Memorandum from Dr Dan Plesch
I do not wish to reiterate the evidence that
I and other witnesses have given regarding the independence of
the system and the industrial base that supports it. However this
memoranda is intended to be taken in the context of, and to build
upon, that evidence.
1. In its response to the Committee's report,
the MoD made no effort to counter arguments that I and other witnesses
made concerning the lack of independence of the system and the
industrial base that supports it beyond making a general claim
against evidence given to the Committee. The MoD confined itself
to arguing that command and control was independent. This may,
by implication, lead to the conclusion that the MoD concedes that
there is no independence of procurement, even for warheads.
2. Sir Michael Quinlan has, in evidence
to the committee, argued that there is a difference between independence
of procurement and of operation. He agrees that there is no independence
of procurement, and does not appear to make an exception for warheads.
3. If the previous points lead us to the
conclusion that there is no independence of procurement, then
the next question to be asked is how far, if at all, one can say
that there is a distinct UK industrial base supporting nuclear
weapons and their delivery systems?
4. In this regard I suggest that Committee
might ask what are the provisions of the Mutual Defence Agreement
(MDA) and its amendments regarding the sharing by the UK with
other states of technology supplied by the US. And further, what
provisions there are for the physical withdrawal of that technology
if the MDA ceases to operate. Clearly some technologies such as
reactors and submarine and missile launch-tube technologies have
been transferred, but could they be operated independently or
with third parties?
5. The point is not to encourage or discourage
continuation of support for the MDA, but to obtain a clear assessment
of its terms and conditions and the impact they have on a realistic
assessment of British defence industrial capacity.
6. In the past there was an assumption that
there were British bombs. Indeed, as one former JIC chair put
it, "I always thought the warheads were independent."
It is now a matter of public record that the US is required in
warhead design, nuclear parts, non-nuclear parts, machine tools,
management, arming-fusing-firing and related computer software.

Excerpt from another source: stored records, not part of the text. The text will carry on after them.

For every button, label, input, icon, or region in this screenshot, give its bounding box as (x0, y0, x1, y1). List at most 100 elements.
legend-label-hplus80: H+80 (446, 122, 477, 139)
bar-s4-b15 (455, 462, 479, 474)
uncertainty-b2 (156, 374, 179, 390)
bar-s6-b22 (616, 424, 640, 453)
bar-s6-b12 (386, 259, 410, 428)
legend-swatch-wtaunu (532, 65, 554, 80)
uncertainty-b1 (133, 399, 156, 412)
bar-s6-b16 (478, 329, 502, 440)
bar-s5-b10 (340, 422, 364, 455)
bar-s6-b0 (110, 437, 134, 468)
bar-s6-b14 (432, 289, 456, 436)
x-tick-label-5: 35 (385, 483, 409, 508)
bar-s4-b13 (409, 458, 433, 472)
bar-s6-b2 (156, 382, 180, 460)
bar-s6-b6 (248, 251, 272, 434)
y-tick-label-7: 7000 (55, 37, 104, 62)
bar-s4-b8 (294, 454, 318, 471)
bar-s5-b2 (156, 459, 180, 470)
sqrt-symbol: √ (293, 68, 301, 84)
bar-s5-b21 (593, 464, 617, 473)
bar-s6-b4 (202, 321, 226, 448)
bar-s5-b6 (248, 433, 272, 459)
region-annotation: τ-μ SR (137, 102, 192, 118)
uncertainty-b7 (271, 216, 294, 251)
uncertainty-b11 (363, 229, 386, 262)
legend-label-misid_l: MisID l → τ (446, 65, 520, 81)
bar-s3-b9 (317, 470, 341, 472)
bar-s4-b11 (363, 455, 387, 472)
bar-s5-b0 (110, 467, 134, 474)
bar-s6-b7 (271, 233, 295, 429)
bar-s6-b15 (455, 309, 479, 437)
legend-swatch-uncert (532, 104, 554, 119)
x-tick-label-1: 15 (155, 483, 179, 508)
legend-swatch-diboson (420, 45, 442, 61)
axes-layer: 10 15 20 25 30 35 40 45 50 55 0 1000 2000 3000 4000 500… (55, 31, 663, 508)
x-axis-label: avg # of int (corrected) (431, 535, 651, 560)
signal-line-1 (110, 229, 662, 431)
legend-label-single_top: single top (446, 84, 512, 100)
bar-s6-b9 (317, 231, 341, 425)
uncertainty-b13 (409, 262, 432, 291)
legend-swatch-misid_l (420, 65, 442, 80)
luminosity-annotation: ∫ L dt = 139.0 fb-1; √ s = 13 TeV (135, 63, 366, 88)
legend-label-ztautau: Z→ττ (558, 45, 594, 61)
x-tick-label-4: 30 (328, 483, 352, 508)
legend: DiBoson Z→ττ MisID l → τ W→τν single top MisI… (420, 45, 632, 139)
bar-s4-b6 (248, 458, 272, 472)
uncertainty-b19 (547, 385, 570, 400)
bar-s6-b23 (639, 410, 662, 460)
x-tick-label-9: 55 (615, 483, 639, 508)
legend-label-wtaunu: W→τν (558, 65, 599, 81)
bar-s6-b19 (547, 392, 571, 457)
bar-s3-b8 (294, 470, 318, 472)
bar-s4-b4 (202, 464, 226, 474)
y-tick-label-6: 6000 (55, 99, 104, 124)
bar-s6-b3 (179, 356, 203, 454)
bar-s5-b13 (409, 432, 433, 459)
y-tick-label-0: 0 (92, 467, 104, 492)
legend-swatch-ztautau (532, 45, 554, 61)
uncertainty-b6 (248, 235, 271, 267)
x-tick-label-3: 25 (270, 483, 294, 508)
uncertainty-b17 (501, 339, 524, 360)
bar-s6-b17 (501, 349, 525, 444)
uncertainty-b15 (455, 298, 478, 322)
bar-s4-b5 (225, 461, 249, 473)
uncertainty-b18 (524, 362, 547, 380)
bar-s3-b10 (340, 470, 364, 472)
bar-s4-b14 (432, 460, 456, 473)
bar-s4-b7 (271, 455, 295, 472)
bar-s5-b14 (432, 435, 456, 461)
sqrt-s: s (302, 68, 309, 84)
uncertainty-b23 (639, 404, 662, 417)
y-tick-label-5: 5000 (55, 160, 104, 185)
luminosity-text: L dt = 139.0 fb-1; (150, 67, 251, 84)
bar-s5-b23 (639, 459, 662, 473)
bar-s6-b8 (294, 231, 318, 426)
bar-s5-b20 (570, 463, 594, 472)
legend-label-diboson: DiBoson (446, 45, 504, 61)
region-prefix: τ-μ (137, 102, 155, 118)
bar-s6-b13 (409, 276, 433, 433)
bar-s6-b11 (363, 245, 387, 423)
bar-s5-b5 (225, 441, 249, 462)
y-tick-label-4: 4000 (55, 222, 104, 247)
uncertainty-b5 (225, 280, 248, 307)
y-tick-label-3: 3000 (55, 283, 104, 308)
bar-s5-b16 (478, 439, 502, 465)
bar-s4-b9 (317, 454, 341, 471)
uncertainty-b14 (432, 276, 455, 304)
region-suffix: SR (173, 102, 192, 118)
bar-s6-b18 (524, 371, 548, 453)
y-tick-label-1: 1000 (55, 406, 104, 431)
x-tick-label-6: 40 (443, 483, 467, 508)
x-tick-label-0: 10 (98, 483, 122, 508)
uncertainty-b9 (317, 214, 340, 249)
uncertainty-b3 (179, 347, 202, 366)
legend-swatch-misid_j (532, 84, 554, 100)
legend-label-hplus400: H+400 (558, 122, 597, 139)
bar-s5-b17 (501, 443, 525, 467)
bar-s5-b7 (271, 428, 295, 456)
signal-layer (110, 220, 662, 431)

7. Since Nassau, there has been an assumption
that despite reliance on the US to supply SSBN and SLBMs, there
was, in reserve, a British aircraft capacity. Will this remain
after the introduction of the Joint Strike Fighter?
8. My own view is that a consideration of
the industrial base for the strategic nuclear deterrent leads
to the conclusion that it is not British, certainly not in the
sense that any other state regards such capability as national.
9. From this emerges further reinforcement
for my central argument made in previous evidence that the British
enjoy the self-delusion of independent nuclear status at the price
of losing strategic independence of policy. In this respect, the
2003-04 negotiations on the MDA renewal are key matters that the
Committee might enquire into.
10. If it has not already done so, the Committee
might ask Robert S Norris for a copy of documents that he and
his colleagues at the Natural Resources Defense Council in Washington
DC hold that pertain to US-UK nuclear weapons collaboration, and
similar enquiries might be made of the National Security Archives
project of George Washington University, also in Washington DC.